病理性tau蛋白过度磷酸化和神经病理学是阿尔茨海默病（AD）的主要病理学特征 与临床痴呆相关的病理生理学因素。几种激酶的活性， 过度磷酸化tau蛋白，包括细胞周期蛋白依赖性CDK 5、糖原合酶GSK 3 α和GSK 3 β， 通过其自身酪氨酸（pY 15、pY 279和pY 216）的磷酸化增强。的酪氨酸激酶 磷酸化和激活这三种tau-磷酸化激酶是已知的。然而，酪氨酸 去磷酸化并因此降低脑CDK 5、GSK 3 α和GSK 3 β活性的磷酸酶 被举报。现在有几条证据支持PTPRD，一种受体型蛋白酪氨酸 磷酸酶，作为脱磷酸化tau-磷酸化酶的主要贡献者，包括 CDK5、GSK 3 α和GSK 3 β。 我们将检验PTPRD有助于调节CDK 5、GSK 3 α和GSK 3 β活性的假设 以使PTPRD成为AD中tau病理生理学的新的、多因素的、可药物化的贡献者的方式。 幸运的是，我们正在开发一种PTPRD磷酸酶抑制剂， 物质由NIDA母基金U 01 DA 047713资助，该基金为以下项目提供了非常坚实的平台： 目前的补充方案。
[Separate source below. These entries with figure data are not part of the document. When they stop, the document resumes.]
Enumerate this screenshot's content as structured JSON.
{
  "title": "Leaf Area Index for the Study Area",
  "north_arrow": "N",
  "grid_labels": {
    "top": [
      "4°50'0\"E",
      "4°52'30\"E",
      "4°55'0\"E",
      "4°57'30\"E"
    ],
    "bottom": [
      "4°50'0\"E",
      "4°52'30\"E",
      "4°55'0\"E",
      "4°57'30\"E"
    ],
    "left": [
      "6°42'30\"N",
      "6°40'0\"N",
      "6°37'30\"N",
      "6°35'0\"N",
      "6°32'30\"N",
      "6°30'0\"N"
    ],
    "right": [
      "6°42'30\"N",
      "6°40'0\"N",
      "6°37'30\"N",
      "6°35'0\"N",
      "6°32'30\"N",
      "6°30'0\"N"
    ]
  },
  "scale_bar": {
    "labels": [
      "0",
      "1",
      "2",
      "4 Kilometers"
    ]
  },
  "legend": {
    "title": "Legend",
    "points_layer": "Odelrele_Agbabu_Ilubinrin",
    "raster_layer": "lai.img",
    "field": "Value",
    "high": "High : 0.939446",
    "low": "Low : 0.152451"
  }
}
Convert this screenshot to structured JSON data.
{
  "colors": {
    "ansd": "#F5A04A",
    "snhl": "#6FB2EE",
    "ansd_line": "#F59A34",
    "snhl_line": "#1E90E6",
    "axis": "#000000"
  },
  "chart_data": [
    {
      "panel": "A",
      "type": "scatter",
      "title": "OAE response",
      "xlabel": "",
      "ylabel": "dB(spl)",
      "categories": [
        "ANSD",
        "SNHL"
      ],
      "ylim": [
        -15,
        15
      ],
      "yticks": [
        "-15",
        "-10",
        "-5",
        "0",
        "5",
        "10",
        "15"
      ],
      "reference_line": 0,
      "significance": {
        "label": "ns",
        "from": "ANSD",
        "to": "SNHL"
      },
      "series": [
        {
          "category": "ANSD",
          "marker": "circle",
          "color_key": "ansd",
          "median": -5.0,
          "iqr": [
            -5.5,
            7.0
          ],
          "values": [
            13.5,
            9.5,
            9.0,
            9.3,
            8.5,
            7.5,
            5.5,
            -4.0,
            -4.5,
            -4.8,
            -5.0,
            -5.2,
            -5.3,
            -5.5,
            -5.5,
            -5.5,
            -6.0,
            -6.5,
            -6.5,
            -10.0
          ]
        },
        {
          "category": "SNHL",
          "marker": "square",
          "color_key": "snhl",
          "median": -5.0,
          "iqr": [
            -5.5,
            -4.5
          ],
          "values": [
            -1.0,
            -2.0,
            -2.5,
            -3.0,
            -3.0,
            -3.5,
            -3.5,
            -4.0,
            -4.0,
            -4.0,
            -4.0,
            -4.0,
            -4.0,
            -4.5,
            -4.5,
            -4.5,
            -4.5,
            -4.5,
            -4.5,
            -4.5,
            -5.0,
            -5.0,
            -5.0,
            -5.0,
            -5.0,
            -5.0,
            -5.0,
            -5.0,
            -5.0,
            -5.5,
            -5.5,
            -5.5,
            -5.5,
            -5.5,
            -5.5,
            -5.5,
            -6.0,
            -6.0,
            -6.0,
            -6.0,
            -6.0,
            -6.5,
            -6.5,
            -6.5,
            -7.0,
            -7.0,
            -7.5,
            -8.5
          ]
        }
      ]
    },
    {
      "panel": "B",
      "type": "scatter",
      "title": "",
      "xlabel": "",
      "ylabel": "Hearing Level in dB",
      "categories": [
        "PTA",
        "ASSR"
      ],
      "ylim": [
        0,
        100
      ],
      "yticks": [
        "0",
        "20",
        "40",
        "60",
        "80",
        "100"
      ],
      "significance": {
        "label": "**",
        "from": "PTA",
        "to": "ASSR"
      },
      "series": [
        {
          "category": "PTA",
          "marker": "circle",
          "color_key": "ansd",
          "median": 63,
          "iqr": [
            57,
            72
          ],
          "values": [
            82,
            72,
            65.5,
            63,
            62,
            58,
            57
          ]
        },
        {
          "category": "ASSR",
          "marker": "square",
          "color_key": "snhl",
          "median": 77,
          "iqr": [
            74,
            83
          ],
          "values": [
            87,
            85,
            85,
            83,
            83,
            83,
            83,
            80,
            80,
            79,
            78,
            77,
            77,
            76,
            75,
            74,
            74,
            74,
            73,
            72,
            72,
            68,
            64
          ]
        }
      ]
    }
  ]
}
在体外，我们将测试CDK 5、GSK 3 α和GSK 3 β野生型、突变型 在野生型/突变型人D1和D1 + D2磷酸酶结构域的对照/比较磷酸肽 PTPRD和其他酪氨酸磷酸酶。我们将寻找野生型PTPRD之间的有效相互作用， 磷酸酶和pY 15 CDK 5、pY 279 GSK 3 α和/或pY 216 GSK 3 β磷酸肽与较低效力 与去磷酸化/突变/对照肽、PTPRD突变体和其它酪氨酸磷酸酶的相互作用。 在体内，我们将表征遗传或药理学改变的PTPRD活性对脑CDK 5的影响， 小鼠中的GSK 3 α和GSK 3 β酪氨酸磷酸化。在试点项目中，我们将a）将3xTg-AD小鼠与 PTPRD敲除，以寻求这些“4xTg-AD”小鼠对衰老中tau病理学影响的研究的适用性 和B）合成和模拟NF 504、NF 506和PTPRD的其它潜在的正变构调节剂 磷酸酶，用于我们创新假设的未来测试。这项工作将有助于对阿尔茨海默氏症的新认识 疾病神经病理学和帮助定义PTPRD作为一个新的治疗靶点。